Sometimes Max can act in the most stereotypical dog ways. I can’t help but laugh every time he pees on a fire hydrant or bolts after a squirrel.
And of course, he even chases his tail.
It’s a little surprising when he does chase his tail, because it never makes sense. It’s a sudden outburst of irrational behavior that gets him nowhere. And it’s dangerously out of control – I know he can’t see where he is going and he gets uncomfortably close to coffee tables and bookshelves as he is whipping his whole body around and around.
When I watch him do it, I usually think several things:
Dogs are so weird.
I hope he doesn’t knock anything down or hit his head on something.
I’m glad I don’t do anything like that.
And yet, Max has me wondering – surely I don’t do anything like that, right? Surely I don’t irrationally go around and around in circles not really getting anywhere.
Unfortunately, Max may be teaching me that I am not so different, that I too may be stuck in an irrational cycle of unhealthy, unhelpful movement.
It definitely seems like my country is. We seem to be circling around hate and violence as if it were our tail that we are chasing and can’t quite seem to get. We keep chasing and chasing ourselves instead of moving forward. The evil spreads and we wonder why we didn’t see it right after collapsing from another round around ourselves.
In this tail chasing, I worry that we keep trying the same things over and over again, thinking we will finally catch the evil around us, and yet we find ourselves ever chasing it.

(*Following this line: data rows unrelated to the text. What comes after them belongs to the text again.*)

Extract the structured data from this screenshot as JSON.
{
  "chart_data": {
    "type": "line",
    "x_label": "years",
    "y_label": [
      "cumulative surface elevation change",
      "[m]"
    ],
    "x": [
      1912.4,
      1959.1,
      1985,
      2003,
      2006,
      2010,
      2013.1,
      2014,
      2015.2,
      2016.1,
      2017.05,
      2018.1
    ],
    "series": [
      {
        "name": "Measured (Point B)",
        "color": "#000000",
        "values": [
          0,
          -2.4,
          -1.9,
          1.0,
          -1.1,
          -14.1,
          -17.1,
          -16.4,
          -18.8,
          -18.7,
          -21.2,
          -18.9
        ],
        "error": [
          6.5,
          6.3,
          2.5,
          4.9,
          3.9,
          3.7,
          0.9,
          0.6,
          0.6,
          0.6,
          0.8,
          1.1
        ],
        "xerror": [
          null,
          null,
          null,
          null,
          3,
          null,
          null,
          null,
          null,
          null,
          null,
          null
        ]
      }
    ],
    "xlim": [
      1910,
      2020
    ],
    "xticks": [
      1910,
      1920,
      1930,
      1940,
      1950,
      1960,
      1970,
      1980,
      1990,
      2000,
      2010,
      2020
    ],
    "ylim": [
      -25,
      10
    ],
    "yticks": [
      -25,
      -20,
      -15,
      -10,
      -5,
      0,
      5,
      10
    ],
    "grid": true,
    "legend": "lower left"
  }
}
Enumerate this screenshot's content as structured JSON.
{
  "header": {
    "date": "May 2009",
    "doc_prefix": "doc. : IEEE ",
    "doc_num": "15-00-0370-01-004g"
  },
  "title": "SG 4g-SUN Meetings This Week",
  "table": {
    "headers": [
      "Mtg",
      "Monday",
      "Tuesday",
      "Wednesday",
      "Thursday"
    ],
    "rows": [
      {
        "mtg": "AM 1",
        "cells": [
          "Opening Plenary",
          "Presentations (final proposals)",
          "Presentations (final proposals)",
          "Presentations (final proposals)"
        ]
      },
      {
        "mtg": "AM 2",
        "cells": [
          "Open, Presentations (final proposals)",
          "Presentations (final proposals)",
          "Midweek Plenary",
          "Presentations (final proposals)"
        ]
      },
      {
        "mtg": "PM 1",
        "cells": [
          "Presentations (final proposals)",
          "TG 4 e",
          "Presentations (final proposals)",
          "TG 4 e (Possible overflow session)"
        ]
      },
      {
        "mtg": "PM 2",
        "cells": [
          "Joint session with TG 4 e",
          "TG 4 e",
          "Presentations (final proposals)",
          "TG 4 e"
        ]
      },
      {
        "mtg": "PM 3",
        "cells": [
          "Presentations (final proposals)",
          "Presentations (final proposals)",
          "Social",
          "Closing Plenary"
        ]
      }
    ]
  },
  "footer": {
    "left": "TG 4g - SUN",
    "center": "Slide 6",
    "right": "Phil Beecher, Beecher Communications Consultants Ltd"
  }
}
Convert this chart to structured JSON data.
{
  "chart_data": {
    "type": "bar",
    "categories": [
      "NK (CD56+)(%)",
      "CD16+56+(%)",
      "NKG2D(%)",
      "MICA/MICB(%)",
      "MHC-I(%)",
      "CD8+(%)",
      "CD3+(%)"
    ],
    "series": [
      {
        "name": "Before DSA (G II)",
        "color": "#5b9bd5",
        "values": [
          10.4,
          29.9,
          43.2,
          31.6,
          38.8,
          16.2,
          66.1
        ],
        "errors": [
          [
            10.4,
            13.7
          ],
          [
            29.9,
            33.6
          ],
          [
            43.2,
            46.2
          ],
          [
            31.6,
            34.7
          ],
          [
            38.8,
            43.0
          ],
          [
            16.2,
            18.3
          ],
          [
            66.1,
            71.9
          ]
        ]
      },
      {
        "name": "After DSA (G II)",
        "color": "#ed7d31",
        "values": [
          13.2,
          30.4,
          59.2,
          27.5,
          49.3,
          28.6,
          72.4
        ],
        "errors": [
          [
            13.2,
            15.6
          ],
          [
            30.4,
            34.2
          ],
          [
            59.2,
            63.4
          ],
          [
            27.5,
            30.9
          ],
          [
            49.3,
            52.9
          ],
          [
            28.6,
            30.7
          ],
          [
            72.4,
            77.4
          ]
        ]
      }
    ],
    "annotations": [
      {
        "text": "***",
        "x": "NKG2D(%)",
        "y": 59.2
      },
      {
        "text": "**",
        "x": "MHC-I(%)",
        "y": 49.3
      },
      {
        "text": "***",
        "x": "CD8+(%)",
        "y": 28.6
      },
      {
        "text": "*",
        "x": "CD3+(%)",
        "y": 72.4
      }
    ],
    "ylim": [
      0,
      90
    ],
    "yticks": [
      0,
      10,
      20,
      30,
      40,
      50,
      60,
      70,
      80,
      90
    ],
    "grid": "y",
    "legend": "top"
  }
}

I worry that we arm ourselves with sharper teeth or fiercer barks to no avail. In fact, while we tell ourselves those tools are necessary for catching the evil, it seems that they only hurt those trying to help us see what is really going on.
And I worry that we begin to think that such tail chasing is either just a reality of being human or that it is a game.
And then Max makes another lap around himself and I begin to realize that I too am guilty of chasing my tail. It is not just the country – it is me.
Every time a black person is murdered and I stop short at reading all the articles about it, I have irrationally gone around and around and not gotten anywhere. I have become complicit in staying busy but not rooting out evil.
Every time I complain about decisions my elected representatives have made but fail to write or visit them, I chase what I think is just the state of things beyond my control, instead of making use of the access afforded to me.
Ever time I hear a sexist micro-aggression, and I laugh it off as a joke or ignore it for fear of confrontation, I chase my tail expecting the problem to resolve itself while I look distracted.
Max has taught me that chasing my tail gets me nowhere and is both irrational and dangerous. Chasing my tail when real hate and injustice and violence are present means that such evil will only continue to go on and I’ll probably hurt myself while ignoring it. There’s a lot more to do in speaking out and transforming the words and symbols I and my community use, but ceasing the tail chasing is at least the first step.
So thank you Max for teaching me how problematic it is to chase my tail instead of dealing with the real problems around me. Thank you for teaching me how I’ve been irrationally circling around that evil but not really dealing with it. I hope you can show me a better way forward.